Anthropology and Visual Thinking
Some time ago, I was giving a lecture for my fellow anthropologist colleagues (Erhvervsantropologerne) about how I am using anthropology in my work as a graphic facilitator in Draw2think.
At first I was concerned about holding this lecture! Do I use anthropology in my job at all??? Then I did some thinking about how I deal with my clients and how I approach the content that I am going to visualize, and I realized that my education as anthropologist is very fundamental for my way of working.
How does Anthropology match with graphic facilitation?
Being a graphic facilitator is of course about drawing. However, graphic facilitation is also about observation, listening and synthesizing. Participant observation, active listening, and analysing cultural and social knowledge are profound elements of anthropological methodology. So in a way graphic facilitation and anthropology go together very well.
I find it crucial to do some kind of research about the “local knowledge” of my clients. I always meet my clients face to face in their own environment if possible. The questions that come to my mind when I meet a new organisation go like this: How do they work? What kind of language do they use? What is important in their world? What do they think about each other? What is going on right now? What is actually going on? I find it crucial to investigate their purpose with the assignment, and I ask tons of questions about the target group of our communication. This is the reason why I usually hit the nail on the head. I often hear the words: You nailed it! It was just the way we want it! For me it means that I have reached the goal, and this is the thrill of my job.
I use my anthropological curiosity and wonder …
My clients in the medical industry have very complex knowledge that sometimes needs to be translated into more understandable information. In order to communicate correctly to the target group, I like to meet the patients and doctors involved. As an example, I stayed at Glostrup Hospital for a day where I followed a doctor seeing patients with Parkinson’s disease.
Before my assignment to produce speed-drawing movies for the Prison Probation Service I did a quick research about how the employees in prisons work and what it looks like in prison. So I went inside the prison, Vestre Fængsel, for a day. I think that the movies would have lacked their sense of authenticity and lost their authority, had the uniforms, keys, doors etc. looked wrong.

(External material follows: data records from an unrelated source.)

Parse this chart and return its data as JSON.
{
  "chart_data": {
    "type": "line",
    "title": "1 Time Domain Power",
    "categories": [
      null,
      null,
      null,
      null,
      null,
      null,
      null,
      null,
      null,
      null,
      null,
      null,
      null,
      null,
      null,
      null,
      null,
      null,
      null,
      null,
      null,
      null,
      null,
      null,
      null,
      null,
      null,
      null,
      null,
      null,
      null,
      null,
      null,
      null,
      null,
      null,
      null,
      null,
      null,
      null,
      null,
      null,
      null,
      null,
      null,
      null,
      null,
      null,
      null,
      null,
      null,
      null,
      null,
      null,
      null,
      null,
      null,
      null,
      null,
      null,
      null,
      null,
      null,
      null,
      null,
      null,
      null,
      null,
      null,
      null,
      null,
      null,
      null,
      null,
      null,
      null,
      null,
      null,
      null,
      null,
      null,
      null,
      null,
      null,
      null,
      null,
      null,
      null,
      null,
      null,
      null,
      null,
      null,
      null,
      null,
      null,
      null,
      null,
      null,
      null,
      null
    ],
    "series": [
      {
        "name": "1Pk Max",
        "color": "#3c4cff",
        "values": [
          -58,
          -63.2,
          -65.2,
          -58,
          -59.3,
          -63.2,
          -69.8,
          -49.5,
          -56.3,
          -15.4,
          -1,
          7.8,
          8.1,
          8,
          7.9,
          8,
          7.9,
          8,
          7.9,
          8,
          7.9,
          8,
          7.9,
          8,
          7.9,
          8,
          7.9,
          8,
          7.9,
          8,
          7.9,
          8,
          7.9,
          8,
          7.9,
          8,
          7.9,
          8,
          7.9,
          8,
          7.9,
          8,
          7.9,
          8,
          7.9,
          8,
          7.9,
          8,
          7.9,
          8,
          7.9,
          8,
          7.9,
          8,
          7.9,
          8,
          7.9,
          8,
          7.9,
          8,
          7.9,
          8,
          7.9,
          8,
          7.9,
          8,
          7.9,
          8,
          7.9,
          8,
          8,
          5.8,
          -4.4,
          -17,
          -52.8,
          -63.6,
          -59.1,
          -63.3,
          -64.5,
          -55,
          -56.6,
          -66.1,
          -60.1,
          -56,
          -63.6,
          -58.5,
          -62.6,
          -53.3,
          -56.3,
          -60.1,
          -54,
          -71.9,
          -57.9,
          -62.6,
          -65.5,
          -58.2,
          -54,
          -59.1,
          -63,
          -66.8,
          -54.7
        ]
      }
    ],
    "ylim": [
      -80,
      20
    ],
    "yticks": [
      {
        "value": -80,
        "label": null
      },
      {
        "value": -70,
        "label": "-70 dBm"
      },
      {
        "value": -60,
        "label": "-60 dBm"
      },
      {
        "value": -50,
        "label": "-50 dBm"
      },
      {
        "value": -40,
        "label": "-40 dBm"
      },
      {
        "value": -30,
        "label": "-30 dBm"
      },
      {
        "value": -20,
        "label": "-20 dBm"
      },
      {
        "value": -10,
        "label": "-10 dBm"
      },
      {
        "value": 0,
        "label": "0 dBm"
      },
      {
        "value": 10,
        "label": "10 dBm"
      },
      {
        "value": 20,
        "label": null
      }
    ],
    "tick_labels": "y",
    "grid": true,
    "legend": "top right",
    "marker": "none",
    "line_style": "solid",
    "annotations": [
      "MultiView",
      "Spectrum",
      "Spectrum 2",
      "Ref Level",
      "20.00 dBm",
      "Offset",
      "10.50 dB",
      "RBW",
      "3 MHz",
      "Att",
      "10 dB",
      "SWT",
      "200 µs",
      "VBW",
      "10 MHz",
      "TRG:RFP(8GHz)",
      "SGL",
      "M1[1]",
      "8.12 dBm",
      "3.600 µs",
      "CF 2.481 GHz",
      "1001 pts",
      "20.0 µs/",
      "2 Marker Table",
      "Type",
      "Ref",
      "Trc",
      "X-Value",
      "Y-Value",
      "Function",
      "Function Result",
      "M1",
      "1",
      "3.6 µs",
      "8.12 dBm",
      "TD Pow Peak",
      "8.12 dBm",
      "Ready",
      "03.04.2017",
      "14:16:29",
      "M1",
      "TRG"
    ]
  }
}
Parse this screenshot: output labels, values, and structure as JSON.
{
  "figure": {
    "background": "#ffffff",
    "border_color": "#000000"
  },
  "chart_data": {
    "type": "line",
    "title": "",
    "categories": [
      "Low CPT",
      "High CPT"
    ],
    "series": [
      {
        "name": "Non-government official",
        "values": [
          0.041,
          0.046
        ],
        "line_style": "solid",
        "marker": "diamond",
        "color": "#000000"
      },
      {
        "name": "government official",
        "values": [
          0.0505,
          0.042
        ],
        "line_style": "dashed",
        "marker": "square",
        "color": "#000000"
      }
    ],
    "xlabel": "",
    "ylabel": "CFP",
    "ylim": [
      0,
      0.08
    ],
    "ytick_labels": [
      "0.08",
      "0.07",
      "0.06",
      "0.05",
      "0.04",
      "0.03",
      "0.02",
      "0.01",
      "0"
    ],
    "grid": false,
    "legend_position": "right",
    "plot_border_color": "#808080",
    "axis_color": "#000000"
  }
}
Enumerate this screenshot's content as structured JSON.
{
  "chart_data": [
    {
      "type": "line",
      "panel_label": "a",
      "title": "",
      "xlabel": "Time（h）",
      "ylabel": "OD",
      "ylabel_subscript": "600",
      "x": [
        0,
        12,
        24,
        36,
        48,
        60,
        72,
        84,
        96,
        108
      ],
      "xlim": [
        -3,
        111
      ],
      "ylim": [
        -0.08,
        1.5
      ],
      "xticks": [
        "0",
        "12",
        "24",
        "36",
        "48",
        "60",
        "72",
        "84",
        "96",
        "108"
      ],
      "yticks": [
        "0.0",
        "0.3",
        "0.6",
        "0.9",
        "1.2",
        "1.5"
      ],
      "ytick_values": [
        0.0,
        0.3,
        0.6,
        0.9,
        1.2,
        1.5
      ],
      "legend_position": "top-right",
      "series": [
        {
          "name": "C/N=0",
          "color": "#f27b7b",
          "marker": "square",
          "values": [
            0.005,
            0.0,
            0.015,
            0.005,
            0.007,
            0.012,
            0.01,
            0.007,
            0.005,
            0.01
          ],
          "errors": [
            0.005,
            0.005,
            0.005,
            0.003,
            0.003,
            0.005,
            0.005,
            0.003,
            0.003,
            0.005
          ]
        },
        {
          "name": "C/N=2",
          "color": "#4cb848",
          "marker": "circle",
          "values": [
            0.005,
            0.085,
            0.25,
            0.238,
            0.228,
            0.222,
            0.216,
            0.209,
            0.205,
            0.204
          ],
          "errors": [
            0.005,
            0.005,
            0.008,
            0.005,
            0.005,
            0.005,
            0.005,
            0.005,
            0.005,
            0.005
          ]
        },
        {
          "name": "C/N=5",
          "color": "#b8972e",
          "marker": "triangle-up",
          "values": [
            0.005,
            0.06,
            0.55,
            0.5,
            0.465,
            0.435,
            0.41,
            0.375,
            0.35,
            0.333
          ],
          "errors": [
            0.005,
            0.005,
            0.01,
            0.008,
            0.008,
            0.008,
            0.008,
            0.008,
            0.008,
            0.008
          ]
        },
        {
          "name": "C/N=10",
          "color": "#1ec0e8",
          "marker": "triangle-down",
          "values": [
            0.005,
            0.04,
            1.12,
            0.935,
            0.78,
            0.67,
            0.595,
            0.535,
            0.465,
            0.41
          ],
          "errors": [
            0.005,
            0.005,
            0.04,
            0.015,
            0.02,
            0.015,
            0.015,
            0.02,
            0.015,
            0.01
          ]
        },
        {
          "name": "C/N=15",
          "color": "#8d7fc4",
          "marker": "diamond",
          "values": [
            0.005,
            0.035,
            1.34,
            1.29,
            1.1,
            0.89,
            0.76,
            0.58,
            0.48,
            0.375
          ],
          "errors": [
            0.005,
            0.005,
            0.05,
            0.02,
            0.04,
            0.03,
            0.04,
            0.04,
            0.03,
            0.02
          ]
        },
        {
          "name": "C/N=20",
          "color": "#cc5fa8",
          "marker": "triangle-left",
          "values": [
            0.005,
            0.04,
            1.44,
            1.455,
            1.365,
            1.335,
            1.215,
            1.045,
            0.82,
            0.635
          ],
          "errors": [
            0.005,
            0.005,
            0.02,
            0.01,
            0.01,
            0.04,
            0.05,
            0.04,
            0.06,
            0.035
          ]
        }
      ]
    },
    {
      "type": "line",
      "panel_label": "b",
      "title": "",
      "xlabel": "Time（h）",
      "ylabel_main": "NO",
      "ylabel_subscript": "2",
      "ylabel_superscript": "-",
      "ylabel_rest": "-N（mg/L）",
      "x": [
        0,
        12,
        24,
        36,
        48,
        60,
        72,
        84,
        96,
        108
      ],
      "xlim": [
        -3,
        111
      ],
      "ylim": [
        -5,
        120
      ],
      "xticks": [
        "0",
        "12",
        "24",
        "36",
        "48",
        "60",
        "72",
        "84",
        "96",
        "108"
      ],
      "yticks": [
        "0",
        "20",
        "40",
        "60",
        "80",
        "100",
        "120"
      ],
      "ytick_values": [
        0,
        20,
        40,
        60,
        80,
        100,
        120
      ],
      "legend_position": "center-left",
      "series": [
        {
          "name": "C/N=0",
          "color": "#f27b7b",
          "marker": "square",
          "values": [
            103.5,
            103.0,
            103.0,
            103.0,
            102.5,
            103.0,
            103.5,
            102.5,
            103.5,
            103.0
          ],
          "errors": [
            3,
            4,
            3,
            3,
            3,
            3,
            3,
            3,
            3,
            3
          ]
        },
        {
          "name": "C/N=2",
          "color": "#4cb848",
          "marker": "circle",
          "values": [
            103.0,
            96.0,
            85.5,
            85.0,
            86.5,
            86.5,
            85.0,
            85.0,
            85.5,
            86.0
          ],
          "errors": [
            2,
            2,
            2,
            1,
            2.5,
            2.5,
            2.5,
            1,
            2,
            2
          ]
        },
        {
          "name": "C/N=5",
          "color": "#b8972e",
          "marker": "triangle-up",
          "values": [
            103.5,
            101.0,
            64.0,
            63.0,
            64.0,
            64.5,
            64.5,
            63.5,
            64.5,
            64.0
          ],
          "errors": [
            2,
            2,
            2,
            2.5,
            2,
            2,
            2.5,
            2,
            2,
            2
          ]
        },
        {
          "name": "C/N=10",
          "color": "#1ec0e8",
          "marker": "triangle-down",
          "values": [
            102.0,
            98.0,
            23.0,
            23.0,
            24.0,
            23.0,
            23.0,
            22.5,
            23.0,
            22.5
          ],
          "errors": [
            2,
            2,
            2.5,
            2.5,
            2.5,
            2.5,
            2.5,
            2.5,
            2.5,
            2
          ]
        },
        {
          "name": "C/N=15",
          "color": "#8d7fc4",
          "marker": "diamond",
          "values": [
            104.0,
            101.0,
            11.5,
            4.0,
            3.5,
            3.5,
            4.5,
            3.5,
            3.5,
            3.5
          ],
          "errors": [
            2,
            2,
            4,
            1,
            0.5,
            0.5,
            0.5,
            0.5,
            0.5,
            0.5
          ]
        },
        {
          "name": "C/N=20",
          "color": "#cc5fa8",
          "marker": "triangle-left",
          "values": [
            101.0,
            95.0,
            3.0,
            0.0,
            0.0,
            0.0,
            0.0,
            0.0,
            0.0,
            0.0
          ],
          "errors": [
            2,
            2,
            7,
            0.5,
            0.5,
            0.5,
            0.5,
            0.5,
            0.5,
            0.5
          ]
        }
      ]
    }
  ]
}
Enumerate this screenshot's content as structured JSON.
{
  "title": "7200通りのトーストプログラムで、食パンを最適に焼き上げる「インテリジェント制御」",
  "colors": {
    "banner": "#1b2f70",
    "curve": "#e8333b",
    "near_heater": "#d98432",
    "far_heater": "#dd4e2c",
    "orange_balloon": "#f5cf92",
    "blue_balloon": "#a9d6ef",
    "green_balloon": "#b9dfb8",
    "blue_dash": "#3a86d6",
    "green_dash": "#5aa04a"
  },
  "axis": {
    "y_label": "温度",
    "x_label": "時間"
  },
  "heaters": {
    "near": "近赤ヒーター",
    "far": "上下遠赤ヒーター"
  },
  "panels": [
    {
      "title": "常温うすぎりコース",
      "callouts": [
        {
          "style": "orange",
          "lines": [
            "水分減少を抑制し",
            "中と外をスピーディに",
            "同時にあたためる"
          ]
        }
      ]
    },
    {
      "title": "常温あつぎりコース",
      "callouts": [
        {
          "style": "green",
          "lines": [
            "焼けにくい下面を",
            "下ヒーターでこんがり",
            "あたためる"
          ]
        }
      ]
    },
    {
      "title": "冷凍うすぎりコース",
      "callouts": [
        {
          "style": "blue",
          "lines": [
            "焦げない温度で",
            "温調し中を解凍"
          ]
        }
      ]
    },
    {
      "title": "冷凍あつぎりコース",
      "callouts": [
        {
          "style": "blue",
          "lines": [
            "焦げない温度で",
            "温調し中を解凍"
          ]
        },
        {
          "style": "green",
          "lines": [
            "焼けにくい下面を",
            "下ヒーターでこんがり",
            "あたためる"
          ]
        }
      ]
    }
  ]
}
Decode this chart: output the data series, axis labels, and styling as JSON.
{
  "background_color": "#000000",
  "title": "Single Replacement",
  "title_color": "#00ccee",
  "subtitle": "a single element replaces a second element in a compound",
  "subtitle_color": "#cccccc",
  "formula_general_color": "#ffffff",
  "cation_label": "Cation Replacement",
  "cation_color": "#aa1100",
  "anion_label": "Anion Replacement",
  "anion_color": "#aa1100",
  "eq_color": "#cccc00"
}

Many of my assignments are about communication – for instance how to bridge the communication between the top management and the rest of the organisation. The highly educated leaders are often challenged when they want to communicate new directions and changes to the entire organisation. I research the information, and in a way I translate this content into visual language that is easier to understand. I think what anthropologists often do when they work with Human resource or whatever field they work in, the often have the role as one that turns things around and have the ability to look at things from another perspective. This ability is one particular strength of our education, and it enables us to put ourselves in place of the Others.
A search for Truth
Being a graphic recorder in meetings (making big drawings at the wall in real time), it is crucial to find out what the participants find most important and to have a sense of what type of drawings they like and dislike. As a graphic recorder you have the power to choose some pictures and make them more important than others. I never use a certain metaphor if it doesn’t come up in the dialogue. Listening for certain words, and thinking about their origin may give me a hint of the way we are going in this meeting. I always practice before a gig but I never know how it will turn out in the end because I go with the flow of the meeting. For me, it is more important that the drawings reflect the dialogue rather than a drawing of something nice that I practiced the day before – only if it comes up in the dialogue will I draw it. Working this way doesn’t make it easy, but I prefer to show the real process of the day. Of course it is really just an illusion that I can find “The Truth” and draw it out, but I have this urge to come as close as possible to a true picture of the group that I am working with. I think that this faithfulness to the subjects (the informers) originates from the school of anthropology, and this is one more reason that anthropology works so well together with my visual practice.